Floriano di certo non aveva l’argento vivo in corpo e lo stesso Felici altro non faceva che girovagare da destra a sinistra per farsi dare il pallone e, quando lo aveva, per liberarsene. Ma per i due, lo si consideri pure, non è semplice avere 1-2 uomini puntualmente addosso, dovuti al fatto che costituiscono le vere uniche frecce per rendere imprevedibile una manovra d’attacco costantemente priva di verve. Avrebbero bisogno di spazi per andare al dribbling, spazi che dovrebbero essere aperti, manco a dirlo, dai terzini con le sovrapposizioni: di queste neanche l’ombra, com’era d’altronde plausibile date le caratteristiche di Crivello e Accardi, atti ambedue al contenimento piuttosto che alla spinta.

Il 2-0 finale potrebbe ingannare chi non ha visto la gara o chi non l’ha attentamente studiata: d’altronde, si potrebbe parlare (e sicuramente si parlerà!) di un Palermo cinico, capace di pungere nel momento giusto e di tirarsi all’indietro quando necessario. Ma si sarebbe poco veritieri: il Palermo ha subito per quasi un tempo, poiché stordito dalla gestione della sfera di un Messina apparso più in salute. Nel secondo, ha invece controllato sì con più ordine e raziocinio, ma senza mai convincere se non per l’ultimo quarto d’ora, quando gli inserimenti di Silipo e Ficarrotta hanno dato freschezza alle ripartenze rosanero, concesse da un avversario che doveva giocoforza slanciarsi all’attacco e prestare il fianco. Così è nato il raddoppio, ovverosia da un contropiede ben gestito palla al piede da Ficarrotta.

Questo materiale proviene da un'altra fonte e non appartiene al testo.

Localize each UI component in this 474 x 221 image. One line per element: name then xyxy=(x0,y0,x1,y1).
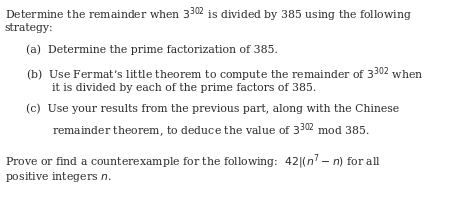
Text: it is divided by each of the prime factors of 385.: it is divided by each of the prime facto… xyxy=(52,83,316,93)
Text: positive integers $n$.: positive integers $n$. xyxy=(5,170,111,184)
Text: Determine the remainder when $3^{302}$ is divided by 385 using the following: Determine the remainder when $3^{302}$ i… xyxy=(5,6,411,24)
Text: (a)  Determine the prime factorization of 385.: (a) Determine the prime factorization of… xyxy=(26,44,278,55)
Text: remainder theorem, to deduce the value of $3^{302}$ mod 385.: remainder theorem, to deduce the value o… xyxy=(52,122,370,140)
Text: (c)  Use your results from the previous part, along with the Chinese: (c) Use your results from the previous p… xyxy=(26,104,399,114)
Text: Prove or find a counterexample for the following:  $42|(n^7 - n)$ for all: Prove or find a counterexample for the f… xyxy=(5,152,381,171)
Text: strategy:: strategy: xyxy=(5,23,54,33)
Text: (b)  Use Fermat’s little theorem to compute the remainder of $3^{302}$ when: (b) Use Fermat’s little theorem to compu… xyxy=(26,65,423,84)
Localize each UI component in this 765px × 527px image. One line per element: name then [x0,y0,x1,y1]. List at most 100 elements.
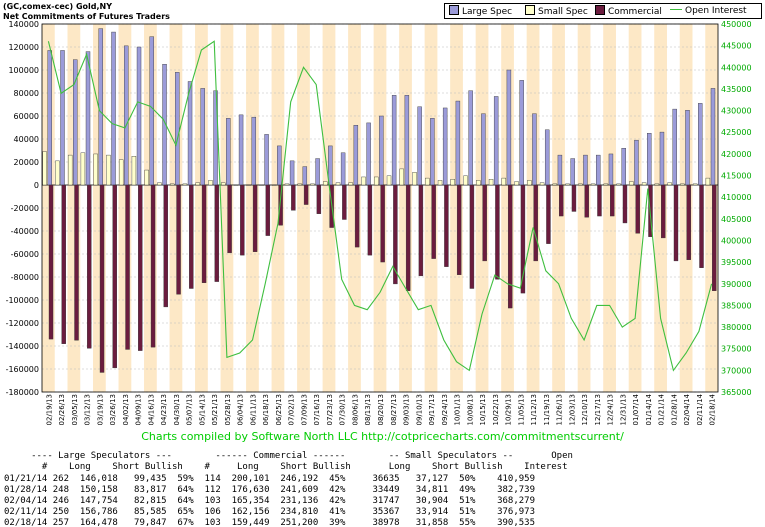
x-tick-label: 09/03/13 [403,394,411,425]
x-tick-label: 02/19/13 [45,394,53,425]
commercial-bar [610,184,615,217]
small-spec-bar [361,176,366,186]
large-spec-bar [149,36,154,186]
small-spec-bar [67,154,73,186]
x-tick-label: 03/26/13 [109,394,117,425]
small-spec-bar [335,182,341,186]
commercial-bar [507,184,513,309]
large-spec-bar [187,81,193,186]
x-tick-label: 04/16/13 [147,394,155,425]
large-spec-bar [595,154,601,186]
y-tick-label: -80000 [11,273,39,282]
legend-item-small-spec: Small Spec [525,5,588,17]
y2-tick-label: 445000 [721,42,752,51]
chart-credit: Charts compiled by Software North LLC ht… [141,430,624,443]
small-spec-bar [221,182,226,186]
x-tick-label: 09/17/13 [428,394,436,425]
x-tick-label: 11/19/13 [543,394,551,425]
x-tick-label: 10/08/13 [466,394,474,425]
legend: Large Spec Small Spec Commercial Open In… [444,3,762,19]
commercial-bar [150,184,156,348]
commercial-bar [201,184,207,283]
large-spec-bar [634,139,639,186]
large-spec-bar [647,133,652,186]
x-tick-label: 07/23/13 [326,394,334,425]
commercial-bar [265,184,271,236]
small-spec-bar [195,182,200,186]
commercial-bar [367,184,373,256]
y-tick-label: 140000 [8,20,39,29]
x-tick-label: 12/31/13 [619,394,627,425]
commercial-bar [278,184,283,226]
large-spec-bar [710,88,716,186]
small-spec-bar [450,179,455,186]
small-spec-bar [514,181,519,186]
x-tick-label: 09/10/13 [415,394,423,425]
x-tick-label: 10/01/13 [454,394,462,425]
small-spec-bar [272,184,277,186]
y2-tick-label: 365000 [721,388,752,397]
large-spec-bar [608,153,614,186]
large-spec-bar [391,95,397,186]
x-tick-label: 05/21/13 [211,394,219,425]
y2-tick-label: 375000 [721,345,752,354]
small-spec-bar [578,183,583,186]
table-column-header: # Long Short Bullish # Long Short Bullis… [4,462,568,472]
large-spec-bar [404,95,410,186]
large-spec-bar [47,50,52,186]
small-spec-bar [131,156,137,186]
y-tick-label: 20000 [14,158,39,167]
large-spec-bar [455,100,461,186]
y2-tick-label: 440000 [721,63,752,72]
small-spec-bar [169,183,175,186]
small-spec-bar [118,159,124,186]
large-spec-bar [493,96,499,186]
large-spec-bar [583,154,588,186]
small-spec-bar [412,172,417,186]
large-spec-bar [698,103,703,186]
y-tick-label: -40000 [11,227,39,236]
commercial-bar [661,184,666,239]
commercial-bar [520,184,526,294]
large-spec-bar [544,129,550,186]
commercial-bar [482,184,487,262]
legend-swatch-small-spec [525,5,535,15]
x-tick-label: 10/29/13 [505,394,513,425]
y2-tick-label: 370000 [721,366,752,375]
small-spec-bar [680,183,685,186]
x-tick-label: 09/24/13 [441,394,449,425]
x-tick-label: 03/19/13 [96,394,104,425]
y-tick-label: 80000 [14,89,39,98]
commercial-bar [303,184,309,205]
commercial-bar [354,184,360,248]
large-spec-bar [417,106,422,186]
y-tick-label: 40000 [14,135,39,144]
small-spec-bar [488,179,494,186]
commercial-bar [189,184,194,289]
table-row: 01/21/14 262 146,018 99,435 59% 114 200,… [4,474,536,484]
small-spec-bar [93,153,98,186]
small-spec-bar [80,152,86,186]
x-tick-label: 08/06/13 [351,394,359,425]
table-row: 02/11/14 250 156,786 85,585 65% 106 162,… [4,507,536,517]
small-spec-bar [106,154,111,186]
y-tick-label: -20000 [11,204,39,213]
large-spec-bar [111,31,116,186]
small-spec-bar [182,183,188,186]
small-spec-bar [323,181,328,186]
commercial-bar [48,184,54,340]
commercial-bar [444,184,449,267]
x-tick-label: 10/22/13 [492,394,500,425]
y2-tick-label: 420000 [721,150,752,159]
y-tick-label: -180000 [6,388,39,397]
y2-tick-label: 410000 [721,193,752,202]
x-tick-label: 11/05/13 [517,394,525,425]
x-tick-label: 01/14/14 [645,393,653,425]
x-tick-label: 10/15/13 [479,394,487,425]
x-tick-label: 12/10/13 [581,394,589,425]
x-tick-label: 07/02/13 [288,394,296,425]
table-group-header: ---- Large Speculators --- ------ Commer… [4,451,573,461]
y2-tick-label: 385000 [721,301,752,310]
x-tick-label: 06/04/13 [237,394,245,425]
y-tick-label: 120000 [8,43,39,52]
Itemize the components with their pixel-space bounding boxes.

Indubbiamente, il Palermo ha i migliori singoli del campionato, reparto per reparto. E questa è la sua maggiore fortuna: perché qualsiasi altra squadra del girone, giocando quel primo tempo, si sarebbe ritrovata sotto nel punteggio e non avrebbe avuto la cattiveria richiesta per capitalizzare le poche palle-gol che sono ieri capitate al Palermo. Sono dunque tanti i problemi e tante volte questi li ha coperti la classifica. Ma per adesso, sembrerà ora un paradosso dopo questo sproloquio, va pure bene così: per i cambiamenti serve tempo, tempo che il Palermo non ha, ed è troppo alta la posta per rinunciare alla C a patto di vedere già da quest’anno un calcio più godibile. Ma prima o poi arriverà il momento in cui si dovrà dare una svolta: la carretta la si può ancora tirare avanti, ma prima o poi si fermerà e si dovrà cambiare motore.